Chris Whalen, co-founder of Institutional Risk Analytics, says Bank of America, which has more than $100 billion in mortgage liabilities, can be saved if it declares bankruptcy.
"We're not going to take the bank down," Whalen tells King news. “Bank of America is not going to close."
Whalen believes bankruptcy is “the only sane way” of solving BofA’s problems so that it “comes out of the process restructured, ready to support growth, support leverage.”
Whalen notes that Countrywide's bond trusts are worthless, were never properly constructed, and offer investors zero protection.
As Countrywide’s parent company, Bank of America is on the hook for its debt — and while BofA subsidiaries are well-capitalized, the bank can’t use their money to settle legal claims — leaving both equity and bondholders in serious straits.

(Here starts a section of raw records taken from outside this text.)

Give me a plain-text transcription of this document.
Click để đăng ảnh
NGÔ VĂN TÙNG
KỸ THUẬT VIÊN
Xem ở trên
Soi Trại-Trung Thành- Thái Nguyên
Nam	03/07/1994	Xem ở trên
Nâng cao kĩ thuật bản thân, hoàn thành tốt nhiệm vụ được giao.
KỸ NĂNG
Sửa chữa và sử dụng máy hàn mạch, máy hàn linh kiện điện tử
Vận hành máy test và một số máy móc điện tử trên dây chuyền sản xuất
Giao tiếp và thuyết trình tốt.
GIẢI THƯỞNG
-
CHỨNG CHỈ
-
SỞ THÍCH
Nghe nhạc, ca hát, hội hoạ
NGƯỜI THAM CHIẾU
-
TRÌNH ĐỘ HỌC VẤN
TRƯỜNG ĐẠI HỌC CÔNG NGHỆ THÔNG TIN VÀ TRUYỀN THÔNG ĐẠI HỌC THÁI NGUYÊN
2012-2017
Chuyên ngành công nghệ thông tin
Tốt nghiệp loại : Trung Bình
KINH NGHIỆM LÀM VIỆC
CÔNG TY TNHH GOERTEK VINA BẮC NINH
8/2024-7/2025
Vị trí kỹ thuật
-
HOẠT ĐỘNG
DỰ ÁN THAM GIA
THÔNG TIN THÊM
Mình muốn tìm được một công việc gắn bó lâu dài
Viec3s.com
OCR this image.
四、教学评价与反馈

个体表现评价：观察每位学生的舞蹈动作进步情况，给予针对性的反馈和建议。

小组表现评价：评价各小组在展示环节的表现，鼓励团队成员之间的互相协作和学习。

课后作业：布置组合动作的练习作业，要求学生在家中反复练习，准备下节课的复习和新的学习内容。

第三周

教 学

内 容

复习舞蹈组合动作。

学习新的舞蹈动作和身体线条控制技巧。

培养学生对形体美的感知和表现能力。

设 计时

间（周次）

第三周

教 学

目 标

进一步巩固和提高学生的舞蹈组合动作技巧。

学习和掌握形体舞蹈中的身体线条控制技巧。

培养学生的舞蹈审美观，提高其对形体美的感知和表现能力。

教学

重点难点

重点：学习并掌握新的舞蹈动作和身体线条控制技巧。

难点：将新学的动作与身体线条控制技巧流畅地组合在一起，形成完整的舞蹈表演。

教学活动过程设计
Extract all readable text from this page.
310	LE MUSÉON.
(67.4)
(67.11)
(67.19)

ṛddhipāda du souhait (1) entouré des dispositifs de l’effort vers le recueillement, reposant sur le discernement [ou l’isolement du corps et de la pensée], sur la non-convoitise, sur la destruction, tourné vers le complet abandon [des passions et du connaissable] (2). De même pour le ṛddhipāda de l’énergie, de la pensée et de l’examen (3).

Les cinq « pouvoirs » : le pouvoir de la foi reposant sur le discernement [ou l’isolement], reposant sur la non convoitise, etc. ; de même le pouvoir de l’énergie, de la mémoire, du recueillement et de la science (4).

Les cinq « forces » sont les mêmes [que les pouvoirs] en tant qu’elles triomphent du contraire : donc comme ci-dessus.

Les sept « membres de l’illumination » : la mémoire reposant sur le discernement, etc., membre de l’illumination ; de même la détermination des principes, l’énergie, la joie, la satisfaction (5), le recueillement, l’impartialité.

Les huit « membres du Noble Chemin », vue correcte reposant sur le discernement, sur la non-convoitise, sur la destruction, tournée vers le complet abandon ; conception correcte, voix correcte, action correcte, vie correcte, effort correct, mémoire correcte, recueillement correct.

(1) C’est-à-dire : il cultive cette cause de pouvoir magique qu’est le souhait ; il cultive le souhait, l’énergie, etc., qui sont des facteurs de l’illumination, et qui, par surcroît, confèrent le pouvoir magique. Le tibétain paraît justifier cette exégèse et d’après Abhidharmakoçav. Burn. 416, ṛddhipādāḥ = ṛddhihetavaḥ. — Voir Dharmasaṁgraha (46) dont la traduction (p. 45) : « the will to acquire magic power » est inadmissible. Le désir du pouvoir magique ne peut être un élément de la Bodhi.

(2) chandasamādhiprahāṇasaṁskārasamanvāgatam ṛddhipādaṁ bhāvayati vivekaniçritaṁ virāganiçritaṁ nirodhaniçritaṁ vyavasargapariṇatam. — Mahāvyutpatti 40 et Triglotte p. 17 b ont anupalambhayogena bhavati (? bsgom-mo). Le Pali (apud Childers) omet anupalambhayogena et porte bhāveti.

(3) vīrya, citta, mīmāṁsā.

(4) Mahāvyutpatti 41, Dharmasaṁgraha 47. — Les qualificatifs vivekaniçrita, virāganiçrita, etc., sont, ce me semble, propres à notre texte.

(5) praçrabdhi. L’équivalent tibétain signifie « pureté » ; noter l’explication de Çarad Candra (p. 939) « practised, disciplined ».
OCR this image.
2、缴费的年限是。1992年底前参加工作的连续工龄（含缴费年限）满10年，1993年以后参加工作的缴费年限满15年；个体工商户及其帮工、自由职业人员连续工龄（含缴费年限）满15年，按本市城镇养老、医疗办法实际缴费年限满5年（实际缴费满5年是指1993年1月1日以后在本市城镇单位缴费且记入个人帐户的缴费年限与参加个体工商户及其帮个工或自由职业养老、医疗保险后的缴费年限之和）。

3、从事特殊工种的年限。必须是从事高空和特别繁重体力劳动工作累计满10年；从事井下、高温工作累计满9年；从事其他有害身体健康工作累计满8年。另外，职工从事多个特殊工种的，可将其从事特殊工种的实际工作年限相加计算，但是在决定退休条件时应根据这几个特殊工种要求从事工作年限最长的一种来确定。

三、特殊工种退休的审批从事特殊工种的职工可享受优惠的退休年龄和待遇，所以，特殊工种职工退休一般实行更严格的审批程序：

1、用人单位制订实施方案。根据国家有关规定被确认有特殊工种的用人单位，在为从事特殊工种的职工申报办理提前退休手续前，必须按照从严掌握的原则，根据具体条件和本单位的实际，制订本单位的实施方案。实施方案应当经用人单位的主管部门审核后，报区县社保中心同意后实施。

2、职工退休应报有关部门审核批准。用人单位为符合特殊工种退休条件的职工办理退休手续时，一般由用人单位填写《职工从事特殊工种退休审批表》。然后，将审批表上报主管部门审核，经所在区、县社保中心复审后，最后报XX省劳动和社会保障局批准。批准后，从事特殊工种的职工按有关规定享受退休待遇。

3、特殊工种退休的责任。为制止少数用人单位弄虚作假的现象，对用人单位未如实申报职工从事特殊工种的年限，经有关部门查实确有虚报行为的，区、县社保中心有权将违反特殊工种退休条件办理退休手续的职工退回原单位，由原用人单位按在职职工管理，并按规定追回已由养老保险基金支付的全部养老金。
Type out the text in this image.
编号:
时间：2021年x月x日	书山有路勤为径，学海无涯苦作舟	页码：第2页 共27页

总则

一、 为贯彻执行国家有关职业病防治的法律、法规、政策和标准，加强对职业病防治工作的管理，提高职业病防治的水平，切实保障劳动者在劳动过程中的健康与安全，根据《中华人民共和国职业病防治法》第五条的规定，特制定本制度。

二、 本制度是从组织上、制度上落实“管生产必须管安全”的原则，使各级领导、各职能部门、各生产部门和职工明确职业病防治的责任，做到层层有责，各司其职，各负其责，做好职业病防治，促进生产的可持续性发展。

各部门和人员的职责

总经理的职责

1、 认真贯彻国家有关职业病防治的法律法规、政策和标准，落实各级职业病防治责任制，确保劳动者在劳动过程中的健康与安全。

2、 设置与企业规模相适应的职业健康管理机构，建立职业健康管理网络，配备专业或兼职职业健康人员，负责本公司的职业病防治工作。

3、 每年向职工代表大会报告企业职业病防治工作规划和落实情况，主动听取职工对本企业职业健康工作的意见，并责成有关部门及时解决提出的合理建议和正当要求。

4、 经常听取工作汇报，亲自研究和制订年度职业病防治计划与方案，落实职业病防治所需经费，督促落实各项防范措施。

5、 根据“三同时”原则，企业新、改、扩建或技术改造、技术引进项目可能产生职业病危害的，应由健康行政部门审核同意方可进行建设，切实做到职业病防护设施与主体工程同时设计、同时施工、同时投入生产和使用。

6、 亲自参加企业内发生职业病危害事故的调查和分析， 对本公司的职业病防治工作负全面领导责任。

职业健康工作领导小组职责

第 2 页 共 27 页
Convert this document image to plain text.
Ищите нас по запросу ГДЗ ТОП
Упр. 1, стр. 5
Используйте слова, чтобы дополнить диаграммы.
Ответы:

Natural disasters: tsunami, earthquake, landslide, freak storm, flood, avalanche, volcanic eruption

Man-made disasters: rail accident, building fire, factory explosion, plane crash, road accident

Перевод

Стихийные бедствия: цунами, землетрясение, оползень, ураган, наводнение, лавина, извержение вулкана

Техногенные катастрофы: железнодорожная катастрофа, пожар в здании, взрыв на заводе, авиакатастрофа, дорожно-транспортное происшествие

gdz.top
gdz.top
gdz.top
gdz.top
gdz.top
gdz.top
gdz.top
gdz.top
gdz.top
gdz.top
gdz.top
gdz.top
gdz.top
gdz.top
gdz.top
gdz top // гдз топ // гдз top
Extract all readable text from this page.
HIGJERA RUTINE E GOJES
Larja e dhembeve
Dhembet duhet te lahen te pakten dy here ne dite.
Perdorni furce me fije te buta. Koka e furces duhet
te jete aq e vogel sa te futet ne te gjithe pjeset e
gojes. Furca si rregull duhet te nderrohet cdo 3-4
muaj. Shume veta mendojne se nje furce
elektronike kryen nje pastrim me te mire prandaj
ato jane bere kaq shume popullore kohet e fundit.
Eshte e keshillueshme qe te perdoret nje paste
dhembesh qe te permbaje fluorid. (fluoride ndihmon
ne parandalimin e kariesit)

The only sensible recourse, says Whalen, is to unmake hundreds of billions worth of bond contracts.
“I have all my money in Bank of America, my company, my personal accounts are all at Bank of America, and I have no concern because I know the folks at the FDIC will take care of it if they have to," Whalen says. "But I don't think we have to go there."
Northern Voices Online reports that Bank of America, which has seen steep drop in its share prices in recent days is planning a cut of up to 30,000 people in its workforce.
The job cuts, which could take years to implement, would represent 10 percent of the bank’s total work force.